No queda más. “A mujeres de mi edad no nos dan muchas oportunidades laborales”, asiente Leidy.
Cambió el ambiente
Las calles de Carcelén no son las únicas a las que las sexoservidoras han debido recurrir. La representante legal de la Asociación Prodefensa de la Mujer (Asoprodemu), Natalia Valverde, asegura que en Quito hay otras siete calzadas ocupadas por las trabajadoras sexuales que se han quedado sin ‘chamba’ en los ‘chongos’.
Como la Bolivia, en el centro-norte de la ciudad. Antes de la pandemia, en esta angosta avenida el movimiento era solo nocturno, ahora hay unas 60 mujeres que se confunden entre los transeúntes con la luz del día.
“Nosotras nos exponemos a muchas cosas, a que nos roben, por ejemplo”, suelta Alexandra –34 años, delgada, ojos verdes–. Ella, quien debe mantener a dos hijos, sabía que si algo pasaba dentro de un cabaré, los guardias la cuidarían. El tiempo perfecto se agotó. “Nosotras vamos a hostales. El dueño, por más buena gente que sea, no querría meterse en líos”, comenta.

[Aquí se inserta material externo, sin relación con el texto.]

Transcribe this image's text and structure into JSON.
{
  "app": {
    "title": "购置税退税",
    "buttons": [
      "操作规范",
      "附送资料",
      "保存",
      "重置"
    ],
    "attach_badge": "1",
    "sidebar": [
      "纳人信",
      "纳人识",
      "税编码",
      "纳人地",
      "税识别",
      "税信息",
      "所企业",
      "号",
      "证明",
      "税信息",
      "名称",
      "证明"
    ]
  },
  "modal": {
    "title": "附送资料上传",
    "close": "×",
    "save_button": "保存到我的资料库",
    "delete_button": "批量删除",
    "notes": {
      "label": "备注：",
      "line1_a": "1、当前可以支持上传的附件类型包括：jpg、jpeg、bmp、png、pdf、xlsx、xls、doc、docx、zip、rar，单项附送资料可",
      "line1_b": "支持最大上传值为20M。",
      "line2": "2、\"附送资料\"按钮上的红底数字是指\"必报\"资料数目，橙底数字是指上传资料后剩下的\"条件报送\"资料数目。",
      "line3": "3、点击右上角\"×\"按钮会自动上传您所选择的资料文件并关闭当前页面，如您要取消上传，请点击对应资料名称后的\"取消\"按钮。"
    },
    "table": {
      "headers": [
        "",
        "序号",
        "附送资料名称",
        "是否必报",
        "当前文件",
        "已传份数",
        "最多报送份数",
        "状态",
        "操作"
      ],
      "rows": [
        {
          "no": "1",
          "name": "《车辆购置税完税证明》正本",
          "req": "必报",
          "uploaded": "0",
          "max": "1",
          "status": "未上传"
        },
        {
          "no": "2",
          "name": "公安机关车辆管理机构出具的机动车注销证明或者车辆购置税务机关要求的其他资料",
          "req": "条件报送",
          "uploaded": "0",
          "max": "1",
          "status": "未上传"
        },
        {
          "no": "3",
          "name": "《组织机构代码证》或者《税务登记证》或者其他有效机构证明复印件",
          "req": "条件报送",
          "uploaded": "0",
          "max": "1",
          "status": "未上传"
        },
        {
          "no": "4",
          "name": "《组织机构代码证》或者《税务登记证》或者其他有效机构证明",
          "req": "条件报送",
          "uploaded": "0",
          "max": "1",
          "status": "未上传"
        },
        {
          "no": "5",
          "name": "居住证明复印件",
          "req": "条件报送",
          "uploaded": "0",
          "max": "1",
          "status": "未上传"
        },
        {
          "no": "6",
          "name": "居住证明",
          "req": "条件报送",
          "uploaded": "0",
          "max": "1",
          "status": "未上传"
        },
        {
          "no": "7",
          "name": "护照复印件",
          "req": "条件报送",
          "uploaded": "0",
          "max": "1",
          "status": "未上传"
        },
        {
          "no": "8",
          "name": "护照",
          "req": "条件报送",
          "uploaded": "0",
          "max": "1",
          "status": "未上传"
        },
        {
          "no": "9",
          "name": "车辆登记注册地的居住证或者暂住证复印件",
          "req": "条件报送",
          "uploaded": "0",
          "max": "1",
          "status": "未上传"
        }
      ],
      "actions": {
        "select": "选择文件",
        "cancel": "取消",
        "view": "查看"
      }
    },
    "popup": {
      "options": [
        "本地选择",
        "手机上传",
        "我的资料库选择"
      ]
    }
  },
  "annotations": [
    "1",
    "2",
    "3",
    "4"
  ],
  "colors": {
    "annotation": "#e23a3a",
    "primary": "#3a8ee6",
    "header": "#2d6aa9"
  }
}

Están más indefensas que antes. Y hay un desenfreno por la supervivencia. Si un cliente no paga, las chicas no denunciarían. “No se atreverían a decirles a los jueces que no les pagaron”, dice Valverde, quien estima que actualmente existen unas mil sexoservidoras trabajando en la calle, solo en Quito. Y por eso quizás esa ira se vuelca sobre ellas mismas. Si una llega sin permiso a un sitio que no le corresponde, seguro la insultarían y la alejarían del territorio.
El lado positivo
Que hay más desventajas que ventajas es cierto. Pero, al menos, en la calle tienen muchos más clientes. Lo asegura Lucía, una trabajadora sexual de Guamaní, sur capitalino, otro de los puntos del placer callejero identificados tras la emergencia sanitaria.
Sí ha lidiado con los moradores. Le han tirado hasta agua para que se marche del lugar. Pero no tiene otra opción. Le mira el lado positivo. En la calle atiende hasta siete clientes en el día, en el cabaré solo ‘complacía’ de tres a cuatro. Ya no se desviste en la pista. No comparte con borrachos. No tiene horarios. Llega y se va cuando quiere. Una dicha de la que muchas se asombran.